In that case why not go for 8 cores for 2/3 of that? Isn't that similar to xbox360, and greater than Wii U? (i may be wrong it's just what Igoogled) Seems plenty for a handheld, but I don't expect a huge 'western AAA' push like some people. Yes Square Enix is talking about DQXI but there's no reason to expect that to be a super cpu heavy game.
It's not a matter of absolute power, but rather getting as close to the NX console as possible within the thermal and die size constraints of a handheld.
Two rules of microprocessor hardware design point to many A53s being the optimal configuration:
- A larger number of smaller cores will in general outperform a smaller number of larger cores at highly parallelisable workloads in the same die area (a straightforward corollary of
Pollack's Rule).
- A larger number of lower-clocked cores will in general outperform a smaller number of higher-clocked cores at highly parallelisable workloads in the same thermal limit (a result of the convexity of power consumption wrt clock speeds).
Videogame logic is becoming increasingly parallelised (as a result of PS4/XBO and PC hardware developments), but isn't fully
embarrassingly parallel, so the question becomes:
"How many hardware threads would developers practically be able to make use of?"
Take your answer to that, add a couple of threads for OS functions, and you have your optimal number of threads X (and in the case of single-threaded cores like we're discussing, cores). Then, take the highest performing cores that would provide X hardware threads in your available die area, and clock them at whatever speeds allow them to fit within your thermal limits.
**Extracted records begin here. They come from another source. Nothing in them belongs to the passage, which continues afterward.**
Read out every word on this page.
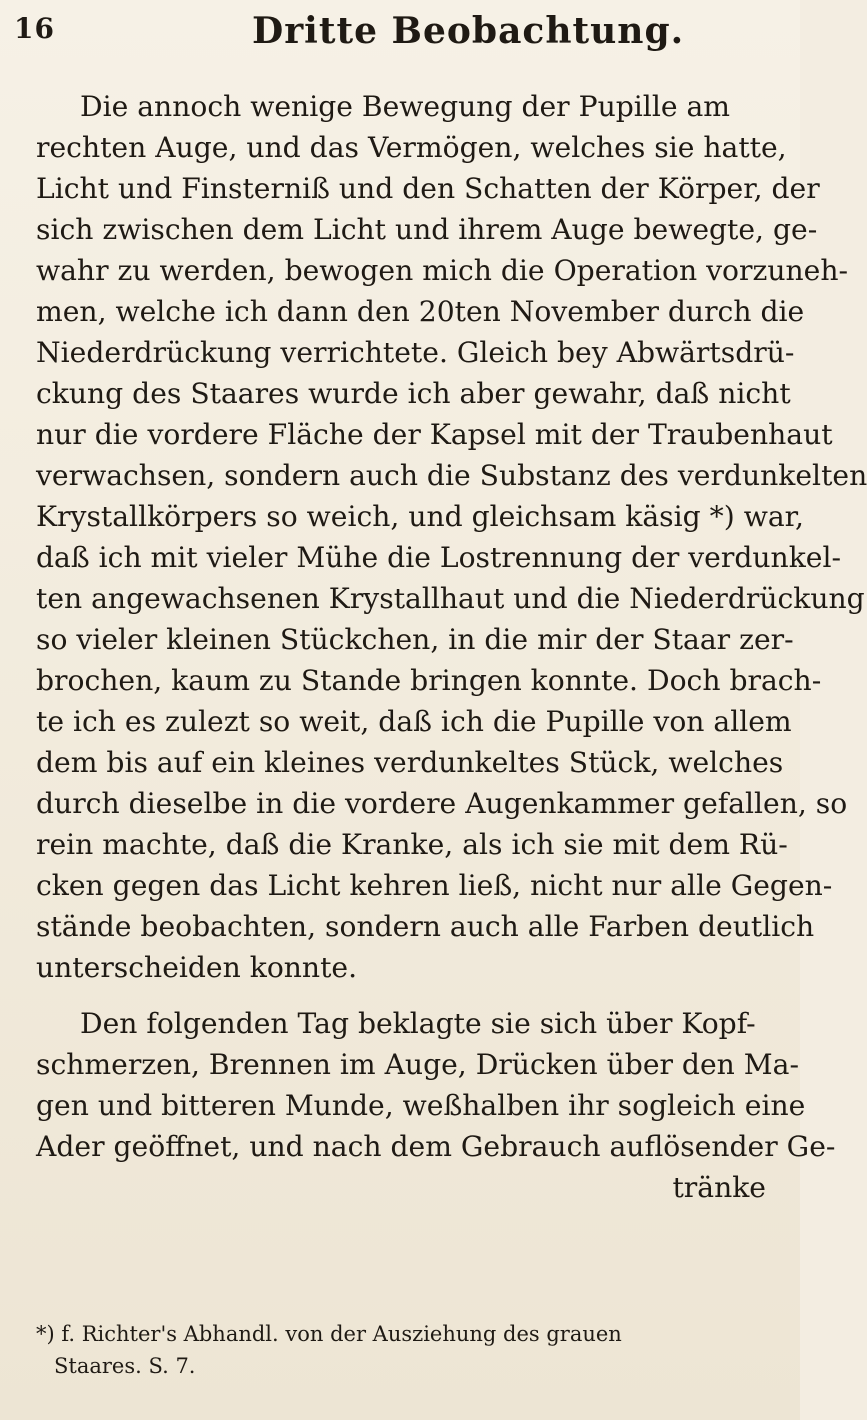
16	Dritte Beobachtung.
Die annoch wenige Bewegung der Pupille am
rechten Auge, und das Vermögen, welches sie hatte,
Licht und Finsterniß und den Schatten der Körper, der
sich zwischen dem Licht und ihrem Auge bewegte, ge-
wahr zu werden, bewogen mich die Operation vorzuneh-
men, welche ich dann den 20ten November durch die
Niederdrückung verrichtete. Gleich bey Abwärtsdrü-
ckung des Staares wurde ich aber gewahr, daß nicht
nur die vordere Fläche der Kapsel mit der Traubenhaut
verwachsen, sondern auch die Substanz des verdunkelten
Krystallkörpers so weich, und gleichsam käsig *) war,
daß ich mit vieler Mühe die Lostrennung der verdunkel-
ten angewachsenen Krystallhaut und die Niederdrückung
so vieler kleinen Stückchen, in die mir der Staar zer-
brochen, kaum zu Stande bringen konnte. Doch brach-
te ich es zulezt so weit, daß ich die Pupille von allem
dem bis auf ein kleines verdunkeltes Stück, welches
durch dieselbe in die vordere Augenkammer gefallen, so
rein machte, daß die Kranke, als ich sie mit dem Rü-
cken gegen das Licht kehren ließ, nicht nur alle Gegen-
stände beobachten, sondern auch alle Farben deutlich
unterscheiden konnte.
Den folgenden Tag beklagte sie sich über Kopf-
schmerzen, Brennen im Auge, Drücken über den Ma-
gen und bitteren Munde, weßhalben ihr sogleich eine
Ader geöffnet, und nach dem Gebrauch auflösender Ge-
tränke
*) f. Richter's Abhandl. von der Ausziehung des grauen
Staares. S. 7.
I would argue that, with developers currently utilising 7 hardware threads on PS4/XBO without great issue, they should be able to make the most out of 10 threads if they were provided them, but more than that may be stretching it. Add two threads for OS duties and you have 12 threads/cores altogether. Twelve A72 cores would obviously be too large for a handheld SoC, but twelve A53 cores should be fine, taking up about 8.13mm² at 14nm
[source]. Assuming 14LPP achieves a 15% reduction in power consumption over 14LPE, and the first graph on
this page is accurate, then a 1W thermal limit for the CPU would allow 1GHz speeds for those 12 A53 cores. (The thermal limit could of course be lower, so for example at 700mW you'd have a clock of 800MHz).